Es ist zu erwarten, dass die Beschwerden nach dem Eingriff geringfügig und kurz sind, ähnlich wie bei der Vasektomie ohne Skalpell. Angesichts der Tatsache, dass die Vasektomie in den Ländern, in denen sie populär und leicht verfügbar ist, 10-20 % der Verhütungsmethoden ausmacht, entscheiden sich viele Männer eindeutig dafür, dass sich die kurzfristigen Unannehmlichkeiten lohnen.

Der Samenleiter ist bei anderen Tierarten schwieriger zugänglich und erfordert eine Sedierung und einen kleinen chirurgischen Eingriff, gefolgt von Schmerzmitteln. Daher sind die Erfahrungen mit der Vasektomie beim Menschen ein besseres Analogon als die Erfahrungen in dieser Primatenstudie. Es war jedoch beruhigend, dass in dieser Primatenstudie die Nebenwirkungen vergleichbar waren mit denen, die man bei einer Vasektomie erwarten würde, oder sogar geringer.
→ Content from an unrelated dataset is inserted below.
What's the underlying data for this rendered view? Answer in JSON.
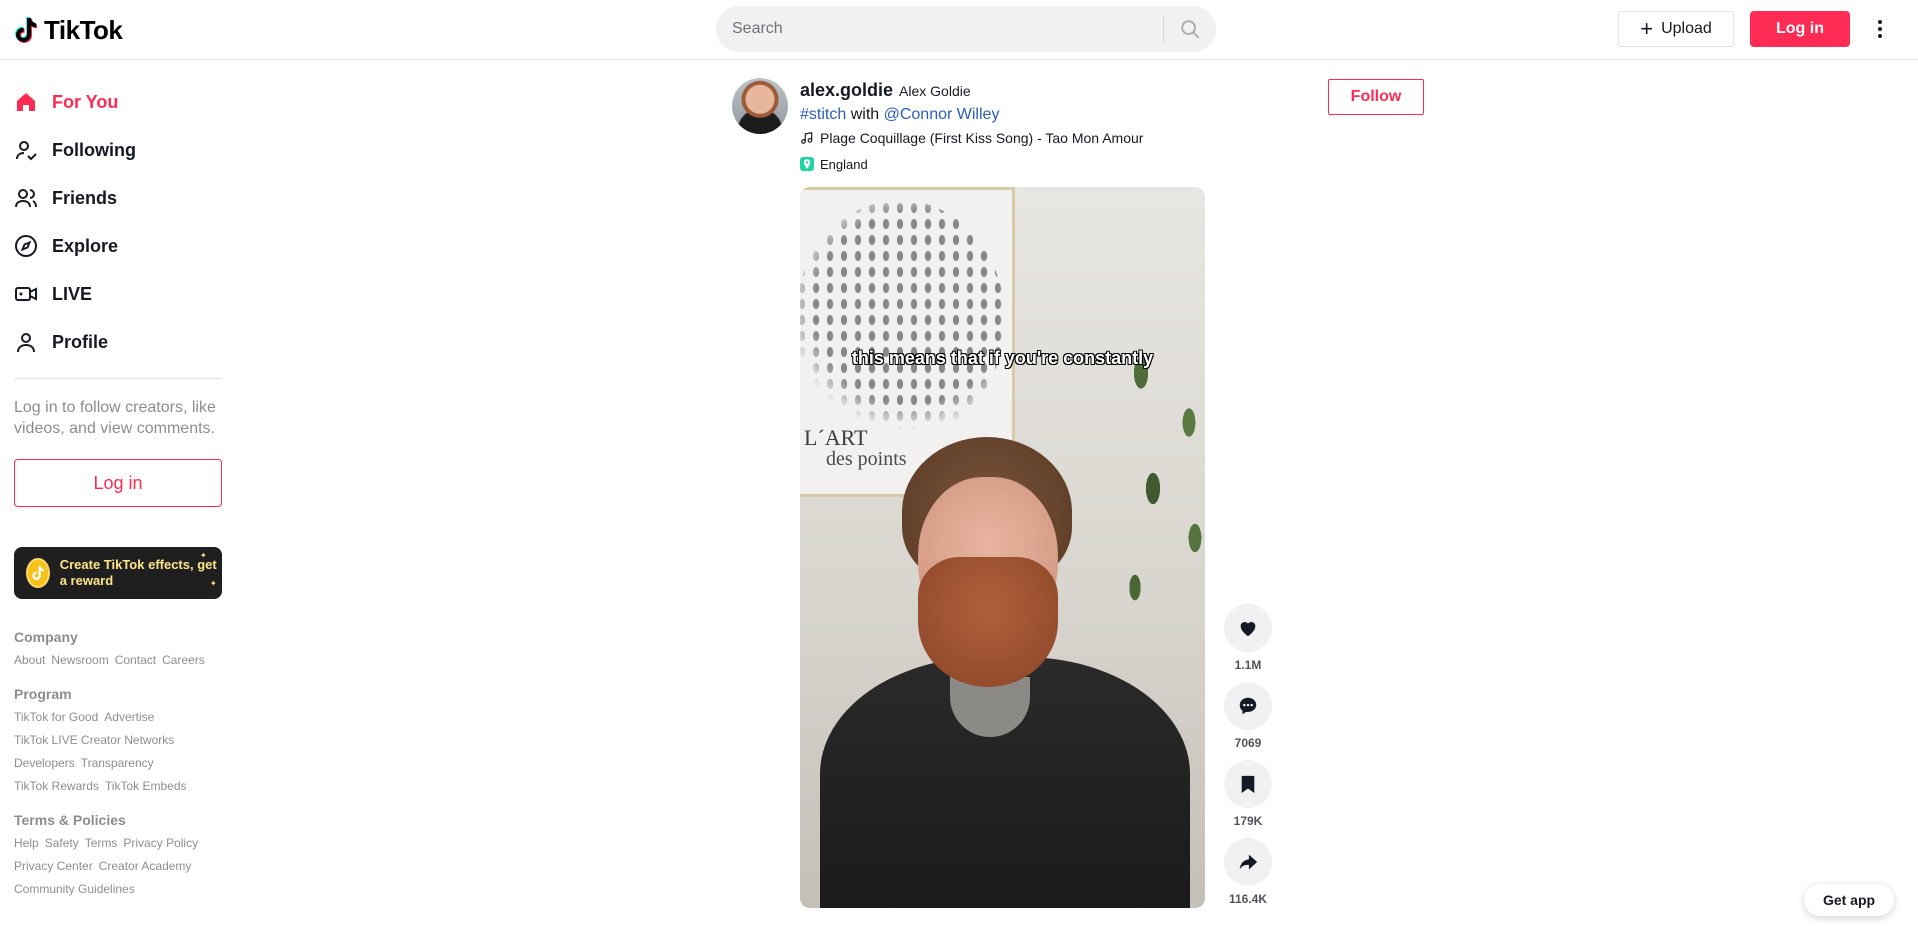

AB: Jetzt, da wir positive Ergebnisse aus der Rhesusaffenstudie gesehen haben, wie bald rechnen Sie mit klinischen Versuchen am Menschen?

In diesem Jahr arbeiten wir an der Herstellung des klinischen Materials, an den umfangreichen Sicherheits- und Stabilitätstests, die im Rahmen des Zulassungsverfahrens erforderlich sind, an der Planung des klinischen Versuchs und schließlich an der Beantragung der behördlichen Genehmigung für die Durchführung des ersten Versuchs am Menschen. Die Mittelbeschaffung für das Social-Venture-Projekt wird Mitte des Jahres erfolgen. Wenn alles gut läuft, rechnen wir mit dem Beginn der ersten klinischen Studie am Menschen im nächsten Jahr 2018.